A catalog of my neighbors (non-human, partial)
For twelve years, as many of you know, I have lived on about an acre and a quarter, mostly wooded, a mile from the limits of a city of 100,000 people. In the past two or three years I’ve realized that there is an incredible (to me, at least) natural diversity in this small space, and I’ve started trying to understand it better.
The chart linked below lists all the species of mammals, reptiles, amphibians, and birds we’ve seen on the property in the time we’ve lived here, along with all of the species of native trees growing here. For each I’ve tried to give a sense of how often we see them or how many grow here. There are, to give you a sense of the diversity, about twenty-five different trees on this acre and a quarter (plus two more within a literal stone’s throw of the property line), and we’ve spotted at least thirty species of birds, nearly all of them within the last year (and annually).
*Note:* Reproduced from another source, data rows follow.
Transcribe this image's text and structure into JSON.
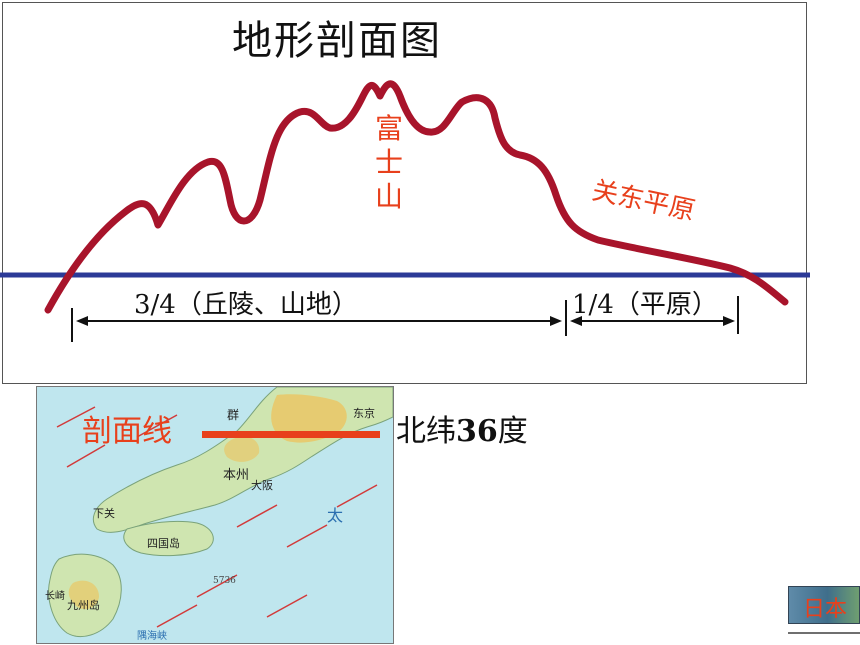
{
  "title": "地形剖面图",
  "labels": {
    "fuji": "富士山",
    "kanto": "关东平原",
    "hills_share": "3/4（丘陵、山地）",
    "plain_share": "1/4（平原）",
    "section_line": "剖面线",
    "latitude": "北纬36度",
    "latitude_prefix": "北纬",
    "latitude_number": "36",
    "latitude_unit": "度"
  },
  "map_labels": {
    "honshu": "本州",
    "tokyo": "东京",
    "osaka": "大阪",
    "shikoku": "四国岛",
    "kyushu": "九州岛",
    "shimonoseki": "下关",
    "nagasaki": "长崎",
    "pacific": "太",
    "gunma": "群",
    "depth": "5736",
    "strait": "隅海峡"
  },
  "nav_button": {
    "label": "日本"
  },
  "colors": {
    "profile_line": "#a8142b",
    "sea_level": "#2c3a97",
    "label_red": "#e8401c",
    "sea": "#bfe6ee",
    "land_low": "#cfe5b0",
    "land_high": "#e8c86a",
    "current_arrow": "#d23a3a"
  },
  "icons": [
    "left-arrow-icon",
    "right-arrow-icon",
    "current-arrow-icon"
  ]
}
I’m posting this in part because I want a place to keep track of it all, but also to make the point to others that has come home (literally) to me: nature is astonishingly complex, and there are whole worlds we miss if we don’t look closely. If there’s this much going on in barely more than an acre of transitional pine/oak forest tucked into a semi-rural subdivision, how much is going on everywhere else? How much did I miss for the first thirty-six years of my life? And how much is thoughtlessly destroyed every time a developer sneezes?
I’ll update the chart as I’m able. I’m still working on identifying the shrubs and vines, and I haven’t even begun to track the insects and spiders, which could take me a lifetime. Not to mention the fungi, if the rains keep up like this. And I’d like to be able to show some of the interactions — what provides food and habitat for what. How? Any ideas?